Сыч морщится, а потом говорит самоуверенно:
— Да куда она денется. Сказал ей, что буду ждать у речки, у мостушек, где они бельё полощут, как колокол к вечерне бить начнёт.
— Места там тихие? — спрашивает девушка.
— Тихие-тихие, — говорит Фриц Ламме, — тропинка да речка, вокруг речки по берегу лесок. Тихие места.
Он вздыхает, ему не очень всё это нравится.
— Чего сопишь-то? — вдруг резко спрашивает у него девушка.
— Я? Да я не… Я просто…
— Господин велел сделать дело, так делай, и не сопи, и не зевай. Велено тебе притащить какую-нибудь дуру из замка ко мне, так придумай, как это сделать. Вот и всё, что от тебя нужно, — Агнес говорит все эти слова так, что у Сыча мурашки по спине. Холод от неё идёт такой, что до костей пробирает, хотя на улице жара. «Как с ней только её челядь живёт? Этакое каждый день терпеть», — удивляется Сыч. И произносит вслух: — Да я разве против, приведу её к вам, к том лесочку, что у мостушек, будет она там к вечерне. Сегодня будет, — обещает он.
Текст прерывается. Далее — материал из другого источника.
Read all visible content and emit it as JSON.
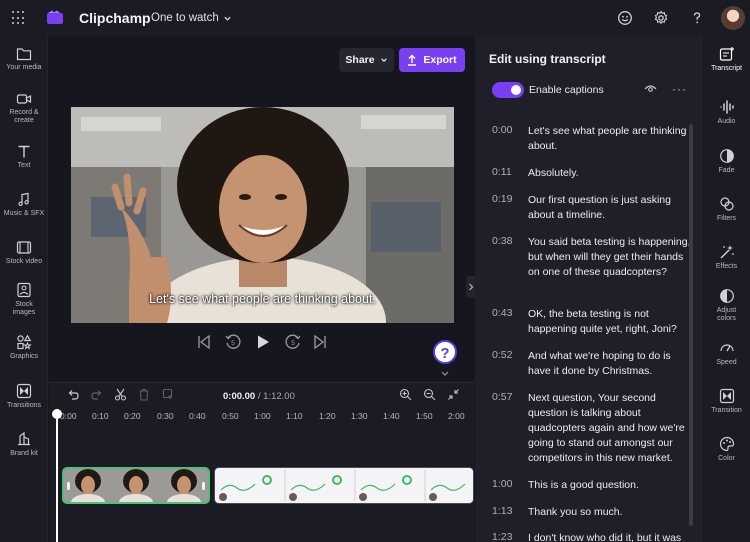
{
  "app": {
    "title": "Clipchamp",
    "project_name": "One to watch"
  },
  "left_sidebar": {
    "items": [
      {
        "label": "Your media",
        "icon": "folder-icon"
      },
      {
        "label": "Record & create",
        "icon": "camera-icon"
      },
      {
        "label": "Text",
        "icon": "text-icon"
      },
      {
        "label": "Music & SFX",
        "icon": "music-icon"
      },
      {
        "label": "Stock video",
        "icon": "film-icon"
      },
      {
        "label": "Stock images",
        "icon": "image-icon"
      },
      {
        "label": "Graphics",
        "icon": "shapes-icon"
      },
      {
        "label": "Transitions",
        "icon": "transitions-icon"
      },
      {
        "label": "Brand kit",
        "icon": "brand-kit-icon"
      }
    ]
  },
  "toolbar": {
    "share_label": "Share",
    "export_label": "Export"
  },
  "preview": {
    "caption": "Let's see what people are thinking about."
  },
  "help": {
    "label": "?"
  },
  "timeline": {
    "current_time": "0:00.00",
    "separator": " / ",
    "total_time": "1:12.00",
    "ticks": [
      "0:00",
      "0:10",
      "0:20",
      "0:30",
      "0:40",
      "0:50",
      "1:00",
      "1:10",
      "1:20",
      "1:30",
      "1:40",
      "1:50",
      "2:00"
    ]
  },
  "transcript": {
    "title": "Edit using transcript",
    "captions_label": "Enable captions",
    "captions_enabled": true,
    "more_label": "···",
    "entries": [
      {
        "time": "0:00",
        "text": "Let's see what people are thinking about."
      },
      {
        "time": "0:11",
        "text": "Absolutely."
      },
      {
        "time": "0:19",
        "text": "Our first question is just asking about a timeline."
      },
      {
        "time": "0:38",
        "text": "You said beta testing is happening, but when will they get their hands on one of these quadcopters?"
      },
      {
        "time": "0:43",
        "text": "OK, the beta testing is not happening quite yet, right, Joni?"
      },
      {
        "time": "0:52",
        "text": "And what we're hoping to do is have it done by Christmas."
      },
      {
        "time": "0:57",
        "text": "Next question, Your second question is talking about quadcopters again and how we're going to stand out amongst our competitors in this new market."
      },
      {
        "time": "1:00",
        "text": "This is a good question."
      },
      {
        "time": "1:13",
        "text": "Thank you so much."
      },
      {
        "time": "1:23",
        "text": "I don't know who did it, but it was"
      }
    ]
  },
  "right_rail": {
    "items": [
      {
        "label": "Transcript",
        "icon": "transcript-icon",
        "active": true
      },
      {
        "label": "Audio",
        "icon": "audio-icon"
      },
      {
        "label": "Fade",
        "icon": "fade-icon"
      },
      {
        "label": "Filters",
        "icon": "filters-icon"
      },
      {
        "label": "Effects",
        "icon": "effects-icon"
      },
      {
        "label": "Adjust colors",
        "icon": "adjust-colors-icon"
      },
      {
        "label": "Speed",
        "icon": "speed-icon"
      },
      {
        "label": "Transition",
        "icon": "transition-icon"
      },
      {
        "label": "Color",
        "icon": "color-icon"
      }
    ]
  },
  "colors": {
    "accent": "#7a3ff2",
    "clip_selected": "#4fc07a",
    "background": "#16161f"
  }
}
Агнес изображает на красивом лице выражение: ну-ну, посмотрим.
И вдруг спрашивает у него, уже тон поменяв на спокойный:
— А что, Сыч, скажешь, похожа я сейчас на рыжую бабу господина?
Фриц Ламме от такой перемены или от вопроса такого растерялся и ничего сказать ей не может, только таращится на красивую рыжую женщину и думает.
Не дождавшись ответа, она поворачивается к зеркалу, а ему делает небрежный знак рукой: убирайся, дурень. И тут же кричит:
— Ута, вели трактирщику обед подавать. Тут буду есть.